Martínez-Ruiz Antonio, Lamas Santiago
Centro de Investigaciones Biológicas, Consejo Superior de Investigaciones Científicas and Instituto Reina Sofía de Investigaciones Nefrológicas, Ramiro de Maeztu, 9, Madrid E-28040, Spain.
Cardiovasc Res. 2007 Jul 15;75(2):220-8. doi: 10.1016/j.cardiores.2007.03.016. Epub 2007 Mar 24.
The role of nitric oxide in several signalling routes has been clearly established. In recent years increasing attention has been paid to its ability to produce covalent protein post-translational modifications in conjunction with other reactive oxygen and nitrogen species. Among these, the modification of cysteine residues has been shown to be of particular importance due to the functional relevance of many of them. In this review, we focus on the modification of the cysteine thiol by incorporation of a NO moiety (S-nitrosylation) or of a glutathione moiety (S-glutathionylation). Both modifications are produced by different reactions induced by nitric oxide-related species. We discuss the differences and similarities of both modifications, and their relationships, in regard to the biochemical mechanisms that produce them, including the enzymatic activities that may catalyze some of them and their subcellular compartmentalization. Even when biochemical knowledge is one step ahead of the demonstration of their pathophysiological relevance, we also describe the potential role of both modifications in several processes in which both post-translational modifications are involved.

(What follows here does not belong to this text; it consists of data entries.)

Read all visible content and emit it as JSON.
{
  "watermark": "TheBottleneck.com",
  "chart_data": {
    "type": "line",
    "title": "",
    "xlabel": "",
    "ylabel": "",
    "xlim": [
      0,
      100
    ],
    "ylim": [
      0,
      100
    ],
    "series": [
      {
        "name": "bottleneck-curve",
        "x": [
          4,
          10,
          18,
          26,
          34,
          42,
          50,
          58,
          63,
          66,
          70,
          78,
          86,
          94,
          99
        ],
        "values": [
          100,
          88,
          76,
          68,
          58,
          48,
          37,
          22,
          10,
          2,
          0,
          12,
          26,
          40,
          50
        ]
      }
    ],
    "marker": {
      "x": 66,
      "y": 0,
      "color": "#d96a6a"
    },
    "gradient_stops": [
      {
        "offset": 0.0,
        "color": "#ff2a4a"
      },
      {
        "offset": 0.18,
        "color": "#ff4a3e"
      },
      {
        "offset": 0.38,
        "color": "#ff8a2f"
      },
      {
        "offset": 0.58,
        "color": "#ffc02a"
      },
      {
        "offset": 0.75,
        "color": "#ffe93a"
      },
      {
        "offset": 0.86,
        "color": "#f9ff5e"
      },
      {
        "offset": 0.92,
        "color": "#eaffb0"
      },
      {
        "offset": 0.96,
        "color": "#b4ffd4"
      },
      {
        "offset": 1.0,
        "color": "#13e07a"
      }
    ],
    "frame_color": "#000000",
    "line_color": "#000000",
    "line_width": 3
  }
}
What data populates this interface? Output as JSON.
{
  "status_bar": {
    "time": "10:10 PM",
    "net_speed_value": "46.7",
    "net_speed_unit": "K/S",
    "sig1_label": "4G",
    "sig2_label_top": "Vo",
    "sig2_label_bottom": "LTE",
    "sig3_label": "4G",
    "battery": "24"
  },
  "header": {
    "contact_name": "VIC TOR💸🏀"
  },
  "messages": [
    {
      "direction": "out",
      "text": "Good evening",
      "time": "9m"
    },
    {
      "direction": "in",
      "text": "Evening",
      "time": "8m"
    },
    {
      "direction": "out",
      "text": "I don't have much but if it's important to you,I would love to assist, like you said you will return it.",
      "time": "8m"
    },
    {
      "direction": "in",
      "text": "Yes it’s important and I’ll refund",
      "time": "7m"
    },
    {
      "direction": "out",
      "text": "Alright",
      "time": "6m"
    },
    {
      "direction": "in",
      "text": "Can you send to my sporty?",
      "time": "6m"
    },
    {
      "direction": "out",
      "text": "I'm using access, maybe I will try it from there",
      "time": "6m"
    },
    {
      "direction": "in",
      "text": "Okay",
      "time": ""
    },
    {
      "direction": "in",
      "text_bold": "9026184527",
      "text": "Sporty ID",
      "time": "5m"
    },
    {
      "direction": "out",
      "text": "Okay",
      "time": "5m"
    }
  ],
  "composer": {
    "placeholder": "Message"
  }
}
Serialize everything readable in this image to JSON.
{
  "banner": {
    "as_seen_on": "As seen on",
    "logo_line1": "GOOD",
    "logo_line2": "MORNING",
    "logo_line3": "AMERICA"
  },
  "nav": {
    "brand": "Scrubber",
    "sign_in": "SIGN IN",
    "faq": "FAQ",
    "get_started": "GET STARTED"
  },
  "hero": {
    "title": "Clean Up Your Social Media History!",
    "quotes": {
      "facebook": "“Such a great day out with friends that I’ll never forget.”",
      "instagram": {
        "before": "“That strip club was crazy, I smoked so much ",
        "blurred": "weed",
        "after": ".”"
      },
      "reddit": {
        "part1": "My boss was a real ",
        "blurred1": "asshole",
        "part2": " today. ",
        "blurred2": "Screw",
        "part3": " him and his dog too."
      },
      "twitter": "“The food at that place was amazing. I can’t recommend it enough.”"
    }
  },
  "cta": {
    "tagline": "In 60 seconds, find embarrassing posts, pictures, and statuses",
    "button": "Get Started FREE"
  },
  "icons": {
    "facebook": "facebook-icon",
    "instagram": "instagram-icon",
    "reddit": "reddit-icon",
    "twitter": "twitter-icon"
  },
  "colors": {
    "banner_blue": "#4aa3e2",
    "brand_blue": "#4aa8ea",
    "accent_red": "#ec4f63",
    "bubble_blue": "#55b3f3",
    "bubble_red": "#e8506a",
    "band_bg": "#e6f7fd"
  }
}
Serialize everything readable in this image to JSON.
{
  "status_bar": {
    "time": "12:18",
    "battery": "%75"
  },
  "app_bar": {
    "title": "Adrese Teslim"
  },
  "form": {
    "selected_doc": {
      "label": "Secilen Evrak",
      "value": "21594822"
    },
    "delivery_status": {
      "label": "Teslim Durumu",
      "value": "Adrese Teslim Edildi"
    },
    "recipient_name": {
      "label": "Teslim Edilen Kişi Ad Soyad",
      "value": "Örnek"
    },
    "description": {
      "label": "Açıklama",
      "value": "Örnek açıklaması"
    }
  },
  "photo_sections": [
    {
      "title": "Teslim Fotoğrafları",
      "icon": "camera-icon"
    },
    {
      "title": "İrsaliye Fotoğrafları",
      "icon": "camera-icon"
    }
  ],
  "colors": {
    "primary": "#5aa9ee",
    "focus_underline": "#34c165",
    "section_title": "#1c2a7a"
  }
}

一氧化氮在多种信号通路中的作用已得到明确证实。近年来,人们越来越关注它与其他活性氧和氮物种共同产生共价蛋白质翻译后修饰的能力。其中,由于许多半胱氨酸残基具有功能相关性,其修饰已被证明尤为重要。在本综述中,我们重点关注通过结合一氧化氮基团(S-亚硝基化)或谷胱甘肽基团(S-谷胱甘肽化)对半胱氨酸硫醇进行的修饰。这两种修饰均由一氧化氮相关物种诱导的不同反应产生。我们讨论了这两种修饰在产生它们的生化机制方面的差异和相似之处,以及它们之间的关系,包括可能催化其中一些反应的酶活性及其亚细胞定位。即使生化知识在证明它们的病理生理相关性方面领先一步,我们也描述了这两种修饰在涉及这两种翻译后修饰的几个过程中的潜在作用。